Cette façon simpliste d’aborder des questions complexes nous oblige à nous interroger sur la pertinence du décompte des églises catholiques. Dans une France sécularisée, celles-ci sont abandonnées et les paroisses peinent à mobiliser les fidèles. D’ailleurs, certains édifices sont vendus à des particuliers, souvent des architectes désireux d’en faire un habitat pittoresque, ou des entrepreneurs soucieux d’en tirer un commerce lucratif. D’autres ne sont conservées que pour leur aspect architectural et leur entretien est devenu un fardeau aussi bien pour les paroisses que pour les collectivités territoriales. Toute église n’est donc pas un lieu de culte, en dépit de sa destination initiale.

Dans une démarche prétendument plus objective, les inénarrables Décodeurs du Monde rapportent le nombre de diocèses (16 550) au nombre de catholiques allant au moins une fois par mois à la messe (4 millions) et parviennent à un ratio d’1 église pour 241 fidèles. La conclusion est alors la même : il n’y a pas assez de mosquées en France. Or, la population catholique est beaucoup plus dispersée que la population musulmane, qui vit essentiellement dans des zones urbaines. Dès lors, certains diocèses n’accueillent que de rares fidèles et présentent des taux de remplissage proches de zéro. Considérer le nombre de diocèses ne permet donc pas d’appréhender la sous-utilisation des espaces de prière catholiques. Certes, il y a en France bien plus d’espaces de prière qu’il n’en faudrait pour les fidèles catholiques.

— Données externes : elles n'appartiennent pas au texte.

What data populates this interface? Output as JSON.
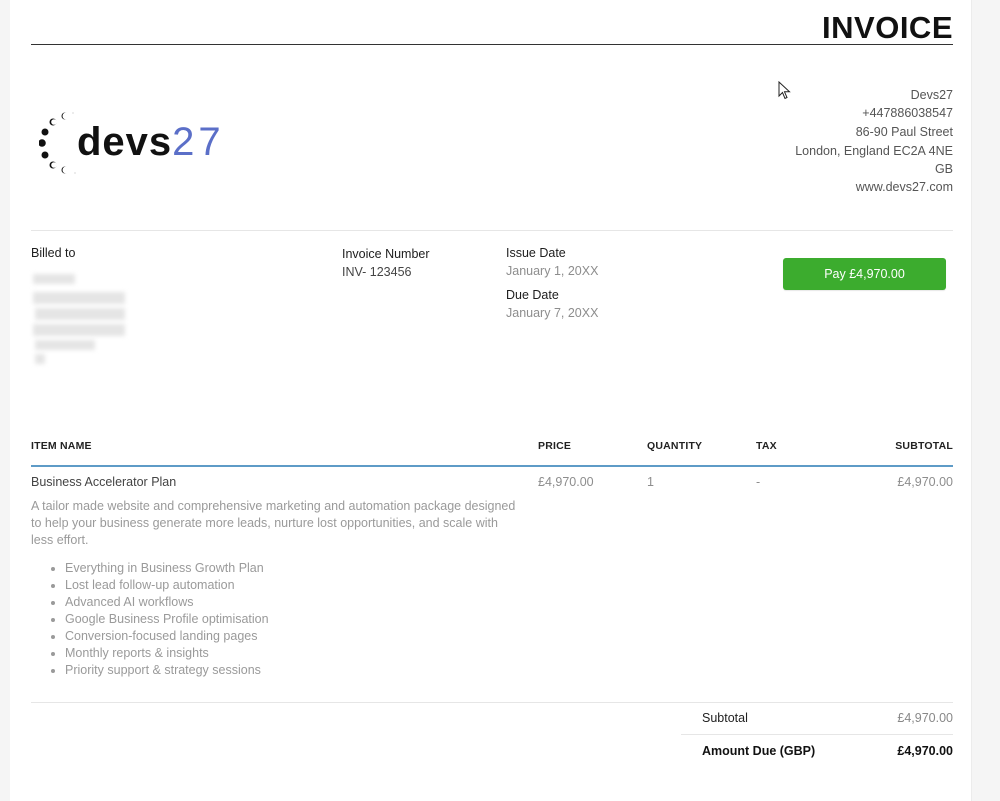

Mais une surabondance de ces espaces, héritée de l’Histoire, justifie-t-elle une surproduction de mosquées ?

En fait, il est simplement absurde de comparer la situation de l’islam à celle du catholicisme et d’exiger une convergence immédiate des deux en s’exonérant de 1 500 ans d’histoire. L’Europe a connu des siècles d’intolérance religieuse. Puis la modernité a ébranlé les dogmes du christianisme et la Révolution française a organisé un processus de déchristianisation en confisquant les biens de l’Église et en fermant les yeux sur la destruction de lieux de culte, livrés à la vindicte populaire. En 1792, les membres du clergé refusant de prêter serment à la Constitution civile du clergé étaient immédiatement exilés, quand ils n’étaient pas massacrés. Il y a fort à parier que dans pareille circonstance nombre d’imams connaîtraient le même sort. Est-ce vraiment ce que souhaitent les membres de la communauté musulmane ? Faut-il, par souci d’égalité avec le catholicisme, entamer un processus de « désislamisation » ? On pourrait aussi évoquer l’anticléricalisme de la IIIe République et la laïcité de combat qui ont définitivement relégué le catholicisme à la place qu’il occupe aujourd’hui, c’est-à-dire la sphère privée, et permis la liberté de blasphémer et de caricaturer les religions. Quand allons-nous également exiger de l’islam le respect rigoureux de ce principe ? La République confère des droits mais elle impose aussi des devoirs et surtout un esprit.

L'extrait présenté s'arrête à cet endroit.